A música acompanha o passante. Sons de diversos instrumentos musicais complementam-se numa curta caminhada pela rua. O harpista dá um toque de sofisticação, homem viajado, leva sua arte pelo mundo. O sanfoneiro é apreciado por sua habilidade de trazer a música popular para o seu lugar por excelência. Nem só de apresentações ao vivo a música se mostra. Os CDs tocam e trazem a melodia de outros povos. E quem disse que Florianópolis não é cosmopolita?

Mas não é só no calçadão que os artistas fazem da rua seu ateliê e sua galeria, numa bela e democrática exposição. O entorno tem nuanças encantadoras.  Este senhor realmente cativou-me.  Sua generosidade em retribuir as fotos com um quadro comoveu-me.

Além dos artistas, os jogadores são personagens de um centro com aspectos de cidade pequena. Alguns frequentadores assíduos, outros meros caminhantes curiosos com o movimento. Uns esperando sua vez para jogar, outros fazendo hora para um compromisso.

Há lugares em que o carteado predomina nas mesas que compõem o mobiliário urbano.  Em outros, como na Praça XV, o jogo de damas é o mais usual. No átrio da Catedral, sobressai o dominó. Parece que a cidade pode ser demarcada para cada uma das modalidades.  Enquanto isso, outros passantes, numa atitude blasé, sequer tomam conhecimento das redes de sociabilidade que se formam a partir das singelas mesinhas de cimento dispostas talvez aleatoriamente em vários pontos da cidade.

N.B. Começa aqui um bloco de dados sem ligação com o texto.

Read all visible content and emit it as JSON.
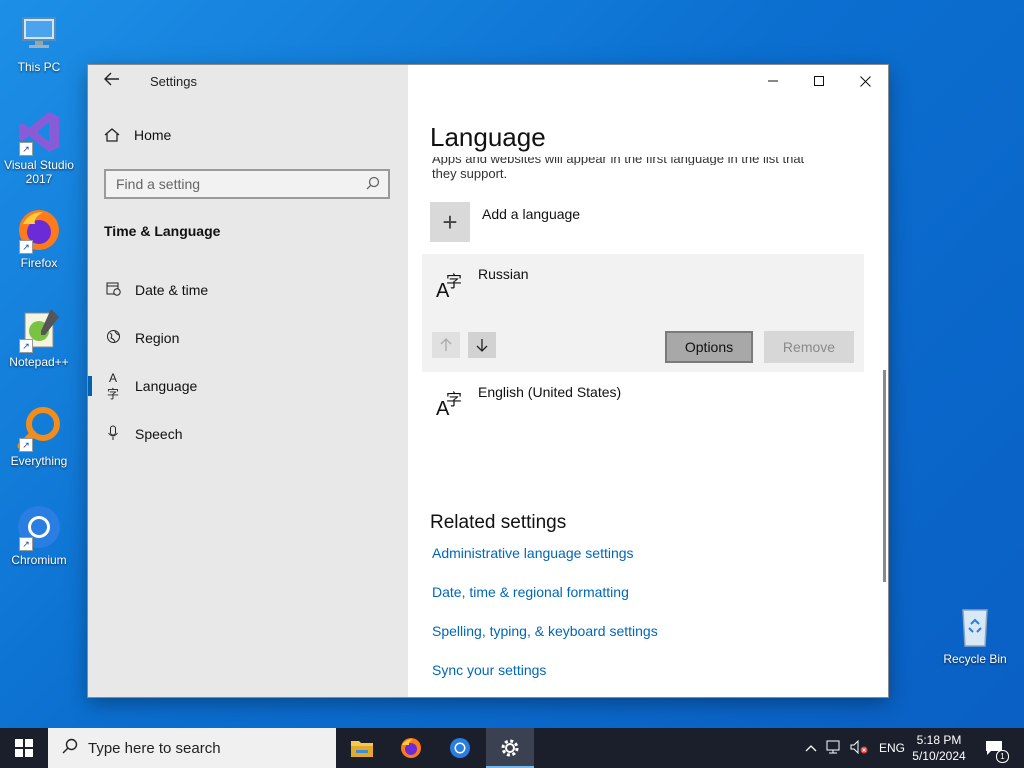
{
  "desktop": {
    "icons": [
      {
        "name": "This PC"
      },
      {
        "name": "Visual Studio 2017"
      },
      {
        "name": "Firefox"
      },
      {
        "name": "Notepad++"
      },
      {
        "name": "Everything"
      },
      {
        "name": "Chromium"
      },
      {
        "name": "Recycle Bin"
      }
    ]
  },
  "window": {
    "title": "Settings",
    "controls": {
      "minimize": "—",
      "maximize": "☐",
      "close": "✕"
    }
  },
  "sidebar": {
    "home_label": "Home",
    "search_placeholder": "Find a setting",
    "section": "Time & Language",
    "items": [
      {
        "label": "Date & time",
        "icon": "calendar-clock-icon"
      },
      {
        "label": "Region",
        "icon": "globe-icon"
      },
      {
        "label": "Language",
        "icon": "language-icon",
        "active": true
      },
      {
        "label": "Speech",
        "icon": "microphone-icon"
      }
    ]
  },
  "main": {
    "title": "Language",
    "intro_line1_partial": "Apps and websites will appear in the first language in the list that",
    "intro_line2": "they support.",
    "add_language_label": "Add a language",
    "languages": [
      {
        "name": "Russian",
        "selected": true
      },
      {
        "name": "English (United States)",
        "selected": false
      }
    ],
    "options_label": "Options",
    "remove_label": "Remove",
    "related_title": "Related settings",
    "related_links": [
      "Administrative language settings",
      "Date, time & regional formatting",
      "Spelling, typing, & keyboard settings",
      "Sync your settings"
    ]
  },
  "taskbar": {
    "search_placeholder": "Type here to search",
    "apps": [
      "file-explorer",
      "firefox",
      "chromium",
      "settings"
    ],
    "tray": {
      "language": "ENG",
      "time": "5:18 PM",
      "date": "5/10/2024",
      "notification_count": "1"
    }
  }
}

Um inventário de usos e contra-usos pode ser apresentado. O expositor da banca de jornal pode se tornar um lugar para ler as novidades das capas de revista. O banco da praça, o lugar de descanso do trabalhador, numa pestana tirada depois do almoço. Também o banco da igreja pode servir para um cochilo, em vez de uma oração.  Talvez este seja o literal “dorme com Deus”.

Para além do uso da cidade talvez mais informal, há outros mais rígidos, com hora marcada.  O horário de funcionamento dos estabelecimentos pode ser um exemplo. Quase todos os dias, o policial abre e fecha o pátio do museu. Essa rotina permeia outras menos severas, de alguma forma influenciando-as. Os jovens que ocupam esse jardim depois do horário de aula aguardam a abertura dos portões para namorar, conversar ou ouvir música e acessar a internet num ambiente que, embora público, tem uso controlado e vigiado.

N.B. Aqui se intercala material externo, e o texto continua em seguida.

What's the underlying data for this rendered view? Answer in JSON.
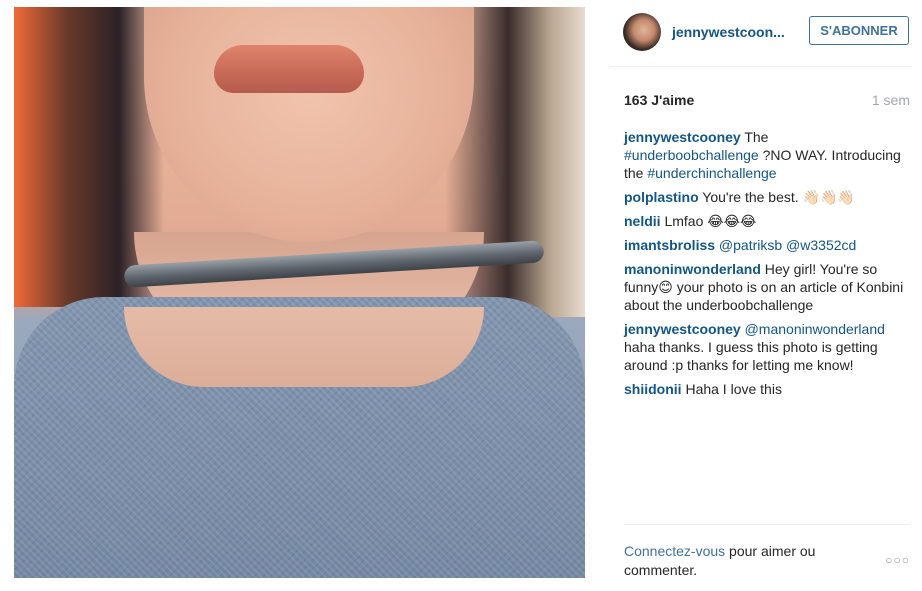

Do lado oposto ao centro comercial está o centro residencial. Os prédios relativamente novos, a avenida larga, o calçadão e a ciclovia à beira-mar compõem o perfil mais moderno da cidade. Passear no domingo pelo calçadão visitando as barracas de artesanato que ocupam o lugar é um programa bastante comum para os moradores e visitantes. Se não fosse pelos detalhes modernos, vendo as imagens pensei que estivesse retratando o Rio nas décadas de 70 e 80, numa daquelas orlas da zona sul da cidade.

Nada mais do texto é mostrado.